There’s a particularly nasty phishing scam that’s been doing the rounds this January, and it’s targeting Google’s Gmail account users. The scam, purported to be one of the most pernicious yet, tricks email users into divulging their Google log-in details and has even fooled seasoned IT experts.
Here’s how it works – you have been warned!
- A fake email arrives in your inbox. It may well come from a contact in your own address book, and will contain a rogue attachment that looks like a PDF file.
- When you click on the attachment, you will be directed to a phishing page which is cleverly disguised as the Google sign-in page, where you are asked to log into your account.
- The super cautious user will now take a look at the location bar which shows the following:
Being reassured that it says accounts.google.com, you proceed to sign in.
- If you enter your details, your Gmail account will become compromised, allowing the attacker to go through your messages, message folders and pass on the scam. They can even copy your style of writing, making the emails to others in your address book even more convincing.
Gaining unauthorised entry happens very quickly. With your account compromised, your entire Gmail content, including all your messages, usernames and passwords for this and other accounts are at risk, along with any Cloud based apps you’ve signed up for.
- What’s particularly worrying is that the phishing pages don’t seem to trigger Google’s HTTPS security warnings, which would normally appear when a user lands on an unsafe page.
The sophisticated scam was discovered by Mark Maunder of Wordfence who has recommended a number of protection strategies to guard against this type of phishing attack.
Verify the protocol and hostname
Before you sign into any internet service, checking the browser location bar to verify the protocol and the hostname is imperative. When signing into your Google account or Gmail on Chrome, it should appear like this, preceded by nothing other than a green padlock symbol:
The prefix ‘data:text/html/ is a sign of a fake web page. Beware that this particular scam is not limited to Chrome – it can occur on any browser.
Enable two factor authentication
Where available, enable 2-step verification to make it much harder for an unauthorised user to access your account or service – even if they have your password.
Two Factor Authentication (TFA) is an extra layer of security that requires not only a password and username, but something else that identifies the authorised user. It could be a piece of information that only they know – perhaps the answer to a secret question – or a physical token, such as a code sent by text message to the user’s phone, or a handheld device used for online banking.
For additional protection from internet scams and phishing attacks, you should also follow these general safety rules:
- Always be cautious about any emails from unrecognised senders.
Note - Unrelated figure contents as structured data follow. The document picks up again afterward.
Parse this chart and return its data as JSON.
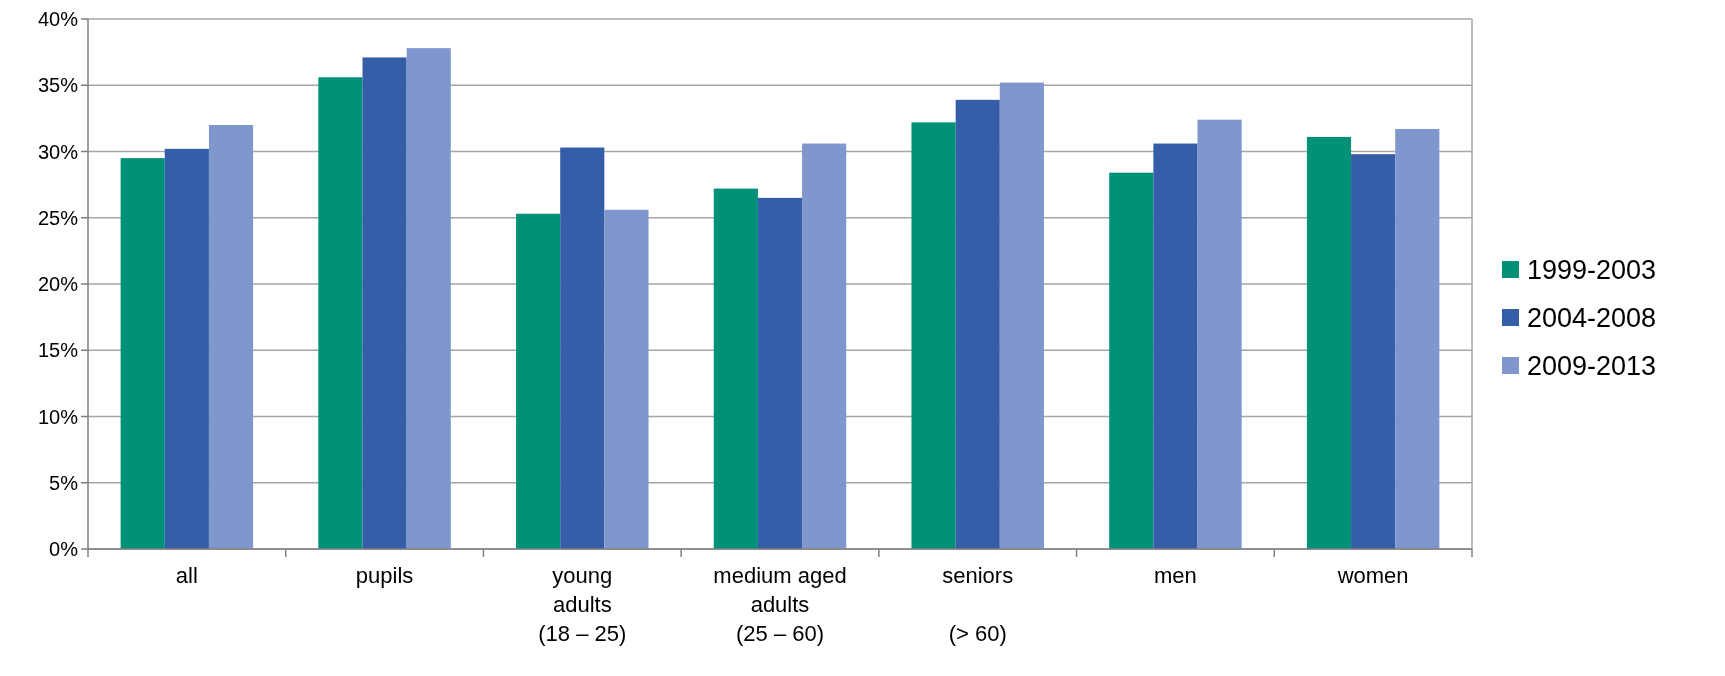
{
  "chart_data": {
    "type": "bar",
    "categories": [
      "all",
      "pupils",
      "young\nadults\n(18 – 25)",
      "medium aged\nadults\n(25 – 60)",
      "seniors\n\n(> 60)",
      "men",
      "women"
    ],
    "series": [
      {
        "name": "1999-2003",
        "color": "#009177",
        "values": [
          29.5,
          35.6,
          25.3,
          27.2,
          32.2,
          28.4,
          31.1
        ]
      },
      {
        "name": "2004-2008",
        "color": "#365ea8",
        "values": [
          30.2,
          37.1,
          30.3,
          26.5,
          33.9,
          30.6,
          29.8
        ]
      },
      {
        "name": "2009-2013",
        "color": "#7f97cd",
        "values": [
          32.0,
          37.8,
          25.6,
          30.6,
          35.2,
          32.4,
          31.7
        ]
      }
    ],
    "ylim": [
      0,
      40
    ],
    "yticks": [
      {
        "value": 0,
        "label": "0%"
      },
      {
        "value": 5,
        "label": "5%"
      },
      {
        "value": 10,
        "label": "10%"
      },
      {
        "value": 15,
        "label": "15%"
      },
      {
        "value": 20,
        "label": "20%"
      },
      {
        "value": 25,
        "label": "25%"
      },
      {
        "value": 30,
        "label": "30%"
      },
      {
        "value": 35,
        "label": "35%"
      },
      {
        "value": 40,
        "label": "40%"
      }
    ],
    "grid": "y",
    "legend": "right"
  }
}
If in doubt, check if the email is authenticated, check that the address and the sender name match, and check the message headers to ensure the ‘from’ header is not showing an incorrect name.
- Don’t ever click on any links, open any attachments or download any files that come from unknown senders, however tempted you may be.
- Beware of pop-ups! You should never enter personal information, click on any links or copy web addresses into your browser from a pop-up screen.
- Be careful about email links asking you to submit personal information, even if you think you know the organisation. Phishing websites typically copy the look and feel of a genuine website in an attempt to trick you into divulging sensitive information. If in doubt, call the company direct (but don’t use any phone number given in the suspicious email).
- In any online transaction, only submit personal data if you are sure that the site is secure. Look for the padlock icon on the browser’s status bar, or ‘https:’ in the URL, where the ‘s’ stands for ‘secure’.
- It is good practice to never send your personal or financial details via email, even if you know and trust the recipient. Should their email account get hacked, their as well as your data will be compromised.
- Finally, make sure your computer is protected with a firewall, spam filters, anti-virus and anti-spyware software, and keep them updated at all times for maximum protection.